Dynamic Chunking Diffusion Transformer
This work offers an incremental improvement in computational efficiency and image generation quality for researchers and practitioners working with Diffusion Transformers, particularly in image synthesis.
The paper introduces the Dynamic Chunking Diffusion Transformer (DC-DiT) to address the inefficiency of uniform compute allocation in Diffusion Transformers. DC-DiT adaptively compresses image inputs into shorter token sequences, learning to allocate more tokens to detail-rich regions and fewer to uniform backgrounds, and adjusts compression across diffusion timesteps. This approach consistently improves FID and Inception Score on ImageNet 256x256 over DiT baselines, with 4x and 16x compression.

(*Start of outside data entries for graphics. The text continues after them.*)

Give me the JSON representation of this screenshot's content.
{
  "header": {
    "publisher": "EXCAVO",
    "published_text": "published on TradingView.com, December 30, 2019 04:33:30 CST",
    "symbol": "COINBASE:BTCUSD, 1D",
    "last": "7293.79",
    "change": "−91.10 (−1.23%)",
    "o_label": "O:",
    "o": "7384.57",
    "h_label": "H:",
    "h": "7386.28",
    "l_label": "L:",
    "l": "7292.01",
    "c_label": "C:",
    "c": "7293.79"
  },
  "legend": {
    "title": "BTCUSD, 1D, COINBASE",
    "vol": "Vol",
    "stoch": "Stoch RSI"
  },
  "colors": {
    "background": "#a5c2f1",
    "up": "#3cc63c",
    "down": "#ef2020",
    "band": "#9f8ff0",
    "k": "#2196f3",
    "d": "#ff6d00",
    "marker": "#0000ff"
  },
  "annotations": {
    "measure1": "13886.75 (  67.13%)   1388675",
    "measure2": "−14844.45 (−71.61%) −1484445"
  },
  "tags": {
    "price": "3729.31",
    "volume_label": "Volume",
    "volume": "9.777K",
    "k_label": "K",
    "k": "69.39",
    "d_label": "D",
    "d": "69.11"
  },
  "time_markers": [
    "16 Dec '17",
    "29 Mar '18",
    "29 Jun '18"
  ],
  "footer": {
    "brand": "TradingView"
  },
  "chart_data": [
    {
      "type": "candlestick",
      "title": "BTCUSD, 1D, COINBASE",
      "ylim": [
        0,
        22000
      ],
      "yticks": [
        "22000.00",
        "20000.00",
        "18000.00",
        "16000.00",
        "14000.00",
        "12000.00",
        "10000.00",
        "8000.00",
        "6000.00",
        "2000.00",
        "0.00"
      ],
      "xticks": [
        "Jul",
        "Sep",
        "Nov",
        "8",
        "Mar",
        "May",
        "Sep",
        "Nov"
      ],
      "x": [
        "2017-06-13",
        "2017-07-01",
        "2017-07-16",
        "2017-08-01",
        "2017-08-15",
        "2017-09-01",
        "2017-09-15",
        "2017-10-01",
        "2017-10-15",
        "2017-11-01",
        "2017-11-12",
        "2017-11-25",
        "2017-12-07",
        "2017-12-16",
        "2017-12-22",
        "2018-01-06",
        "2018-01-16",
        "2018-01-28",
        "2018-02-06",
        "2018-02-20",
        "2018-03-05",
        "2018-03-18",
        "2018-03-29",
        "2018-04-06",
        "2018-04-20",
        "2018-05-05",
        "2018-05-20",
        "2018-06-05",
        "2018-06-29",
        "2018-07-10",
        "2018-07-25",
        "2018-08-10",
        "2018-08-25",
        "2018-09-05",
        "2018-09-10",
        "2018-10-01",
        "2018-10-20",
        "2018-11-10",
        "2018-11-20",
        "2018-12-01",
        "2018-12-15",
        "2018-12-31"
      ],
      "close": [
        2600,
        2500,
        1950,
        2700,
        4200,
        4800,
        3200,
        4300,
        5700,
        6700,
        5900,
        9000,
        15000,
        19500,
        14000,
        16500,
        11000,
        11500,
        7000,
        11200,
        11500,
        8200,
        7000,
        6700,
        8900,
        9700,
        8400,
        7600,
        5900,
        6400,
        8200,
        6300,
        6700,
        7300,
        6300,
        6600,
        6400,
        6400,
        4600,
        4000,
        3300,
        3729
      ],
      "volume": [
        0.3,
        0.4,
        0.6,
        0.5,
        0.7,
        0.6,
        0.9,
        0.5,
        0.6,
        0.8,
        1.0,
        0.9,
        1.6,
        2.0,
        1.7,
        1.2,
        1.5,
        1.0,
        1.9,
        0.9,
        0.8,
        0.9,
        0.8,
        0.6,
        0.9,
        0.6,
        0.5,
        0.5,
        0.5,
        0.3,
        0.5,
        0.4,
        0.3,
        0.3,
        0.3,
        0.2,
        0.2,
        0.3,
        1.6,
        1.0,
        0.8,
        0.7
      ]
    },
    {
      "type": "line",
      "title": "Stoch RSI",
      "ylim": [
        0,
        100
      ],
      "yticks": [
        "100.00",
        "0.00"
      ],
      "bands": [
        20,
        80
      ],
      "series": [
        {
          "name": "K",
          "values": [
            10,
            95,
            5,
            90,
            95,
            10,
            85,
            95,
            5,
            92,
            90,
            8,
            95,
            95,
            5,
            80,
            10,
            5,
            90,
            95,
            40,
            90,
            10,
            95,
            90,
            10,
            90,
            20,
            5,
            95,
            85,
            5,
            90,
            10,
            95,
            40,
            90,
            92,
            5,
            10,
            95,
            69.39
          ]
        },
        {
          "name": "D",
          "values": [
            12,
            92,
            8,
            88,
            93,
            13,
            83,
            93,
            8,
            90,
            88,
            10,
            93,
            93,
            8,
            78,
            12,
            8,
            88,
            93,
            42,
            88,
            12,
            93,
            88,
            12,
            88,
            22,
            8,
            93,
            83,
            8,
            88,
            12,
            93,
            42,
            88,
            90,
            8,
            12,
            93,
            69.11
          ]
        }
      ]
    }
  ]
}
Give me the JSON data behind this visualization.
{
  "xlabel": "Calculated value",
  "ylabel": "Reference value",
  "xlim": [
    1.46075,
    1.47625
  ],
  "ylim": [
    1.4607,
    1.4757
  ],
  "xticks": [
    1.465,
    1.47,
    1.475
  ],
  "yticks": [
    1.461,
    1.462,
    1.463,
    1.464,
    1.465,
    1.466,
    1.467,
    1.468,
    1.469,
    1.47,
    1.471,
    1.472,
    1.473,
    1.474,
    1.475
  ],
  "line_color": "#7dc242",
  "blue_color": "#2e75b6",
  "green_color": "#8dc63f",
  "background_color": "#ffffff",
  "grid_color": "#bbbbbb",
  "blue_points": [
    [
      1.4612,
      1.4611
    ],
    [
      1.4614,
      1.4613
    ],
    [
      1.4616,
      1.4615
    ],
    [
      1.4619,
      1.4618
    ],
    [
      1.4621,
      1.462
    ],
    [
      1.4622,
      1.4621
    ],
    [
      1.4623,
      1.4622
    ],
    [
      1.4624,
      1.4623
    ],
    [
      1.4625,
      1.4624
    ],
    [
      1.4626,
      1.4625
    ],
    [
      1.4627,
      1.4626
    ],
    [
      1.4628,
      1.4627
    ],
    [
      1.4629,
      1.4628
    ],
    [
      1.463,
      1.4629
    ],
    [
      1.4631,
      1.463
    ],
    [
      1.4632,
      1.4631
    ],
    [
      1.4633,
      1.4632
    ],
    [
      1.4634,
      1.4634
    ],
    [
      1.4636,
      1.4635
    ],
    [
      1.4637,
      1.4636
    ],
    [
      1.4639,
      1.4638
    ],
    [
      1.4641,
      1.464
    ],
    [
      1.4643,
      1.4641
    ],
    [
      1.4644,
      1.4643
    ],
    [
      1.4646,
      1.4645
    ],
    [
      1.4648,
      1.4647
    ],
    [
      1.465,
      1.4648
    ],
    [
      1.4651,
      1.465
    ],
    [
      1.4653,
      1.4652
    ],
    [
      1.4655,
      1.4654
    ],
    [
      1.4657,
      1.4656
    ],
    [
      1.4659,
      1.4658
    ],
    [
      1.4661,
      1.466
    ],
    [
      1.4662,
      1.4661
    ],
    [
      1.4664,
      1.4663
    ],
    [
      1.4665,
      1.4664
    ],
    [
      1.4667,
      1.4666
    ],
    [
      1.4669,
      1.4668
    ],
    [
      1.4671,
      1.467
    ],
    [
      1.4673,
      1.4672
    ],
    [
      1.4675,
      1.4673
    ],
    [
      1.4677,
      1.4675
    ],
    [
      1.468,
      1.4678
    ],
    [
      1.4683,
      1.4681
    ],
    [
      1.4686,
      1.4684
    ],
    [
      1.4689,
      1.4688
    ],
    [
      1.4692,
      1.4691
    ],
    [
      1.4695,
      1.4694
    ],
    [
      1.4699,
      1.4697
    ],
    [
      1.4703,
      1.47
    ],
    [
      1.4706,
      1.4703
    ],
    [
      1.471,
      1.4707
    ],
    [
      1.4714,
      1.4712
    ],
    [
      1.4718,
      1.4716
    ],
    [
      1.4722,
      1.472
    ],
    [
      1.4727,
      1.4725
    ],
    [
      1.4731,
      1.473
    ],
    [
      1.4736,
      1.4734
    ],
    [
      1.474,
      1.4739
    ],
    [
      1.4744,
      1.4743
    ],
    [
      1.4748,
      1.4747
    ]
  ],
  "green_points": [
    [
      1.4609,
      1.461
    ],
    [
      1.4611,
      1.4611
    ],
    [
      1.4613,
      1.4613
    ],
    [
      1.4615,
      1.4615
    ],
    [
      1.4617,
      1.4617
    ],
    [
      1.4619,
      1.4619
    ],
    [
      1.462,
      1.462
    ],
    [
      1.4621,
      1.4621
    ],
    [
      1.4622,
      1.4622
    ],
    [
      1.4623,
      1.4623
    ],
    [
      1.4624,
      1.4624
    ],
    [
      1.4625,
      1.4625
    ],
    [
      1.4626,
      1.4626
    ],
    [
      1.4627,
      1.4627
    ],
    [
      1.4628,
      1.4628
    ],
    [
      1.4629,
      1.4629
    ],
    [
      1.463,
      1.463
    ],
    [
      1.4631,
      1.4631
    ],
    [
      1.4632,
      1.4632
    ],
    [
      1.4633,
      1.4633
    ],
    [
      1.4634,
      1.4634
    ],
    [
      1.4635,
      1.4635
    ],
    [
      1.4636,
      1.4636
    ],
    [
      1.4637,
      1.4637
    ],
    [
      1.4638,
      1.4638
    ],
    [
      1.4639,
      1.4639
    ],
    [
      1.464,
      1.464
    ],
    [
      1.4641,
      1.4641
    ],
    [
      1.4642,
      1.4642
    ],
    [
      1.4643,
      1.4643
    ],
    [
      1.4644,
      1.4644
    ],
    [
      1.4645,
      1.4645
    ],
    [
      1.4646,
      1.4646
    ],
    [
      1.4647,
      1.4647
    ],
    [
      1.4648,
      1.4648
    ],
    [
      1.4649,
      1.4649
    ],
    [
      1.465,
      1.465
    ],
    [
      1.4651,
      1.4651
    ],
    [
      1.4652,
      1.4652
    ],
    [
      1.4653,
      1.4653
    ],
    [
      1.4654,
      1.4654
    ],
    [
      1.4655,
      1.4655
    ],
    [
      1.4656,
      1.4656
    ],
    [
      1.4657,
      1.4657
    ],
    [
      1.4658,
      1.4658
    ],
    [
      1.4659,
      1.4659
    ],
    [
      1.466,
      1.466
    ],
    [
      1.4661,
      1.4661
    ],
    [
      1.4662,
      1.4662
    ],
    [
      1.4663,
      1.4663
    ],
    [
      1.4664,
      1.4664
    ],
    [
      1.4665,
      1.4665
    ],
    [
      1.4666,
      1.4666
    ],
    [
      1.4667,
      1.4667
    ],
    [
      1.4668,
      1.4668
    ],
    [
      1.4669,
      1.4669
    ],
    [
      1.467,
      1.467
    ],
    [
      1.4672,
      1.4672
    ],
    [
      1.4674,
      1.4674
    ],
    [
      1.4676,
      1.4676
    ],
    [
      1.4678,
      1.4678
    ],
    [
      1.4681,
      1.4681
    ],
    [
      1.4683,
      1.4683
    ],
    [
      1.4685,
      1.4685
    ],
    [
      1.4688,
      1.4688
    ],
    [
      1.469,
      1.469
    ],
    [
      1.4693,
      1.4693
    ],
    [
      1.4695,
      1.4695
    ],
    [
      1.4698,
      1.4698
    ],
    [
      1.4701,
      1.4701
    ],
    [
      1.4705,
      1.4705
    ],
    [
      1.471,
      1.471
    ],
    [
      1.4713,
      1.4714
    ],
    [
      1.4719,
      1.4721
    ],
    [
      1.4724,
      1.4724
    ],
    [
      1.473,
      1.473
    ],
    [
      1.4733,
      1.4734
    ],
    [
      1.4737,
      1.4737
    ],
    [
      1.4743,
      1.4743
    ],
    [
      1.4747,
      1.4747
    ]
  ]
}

Diffusion Transformers process images as fixed-length sequences of tokens produced by a static $\textit{patchify}$ operation. While effective, this design spends uniform compute on low- and high-information regions alike, ignoring that images contain regions of varying detail and that the denoising process progresses from coarse structure at early timesteps to fine detail at late timesteps. We introduce the Dynamic Chunking Diffusion Transformer (DC-DiT), which augments the DiT backbone with a learned encoder-router-decoder scaffold that adaptively compresses the 2D input into a shorter token sequence in a data-dependent manner using a chunking mechanism learned end-to-end with diffusion training. The mechanism learns to compress uniform background regions into fewer tokens and detail-rich regions into more tokens, with meaningful visual segmentations emerging without explicit supervision. Furthermore, it also learns to adapt its compression across diffusion timesteps, using fewer tokens at noisy stages and more tokens as fine details emerge. On class-conditional ImageNet $256{\times}256$, DC-DiT consistently improves FID and Inception Score over both parameter-matched and FLOP-matched DiT baselines across $4{\times}$ and $16{\times}$ compression, showing this is a promising technique with potential further applications to pixel-space, video and 3D generation. Beyond accuracy, DC-DiT is practical: it can be upcycled from pretrained DiT checkpoints with minimal post-training compute (up to $8{\times}$ fewer training steps) and composes with other dynamic computation methods to further reduce generation FLOPs.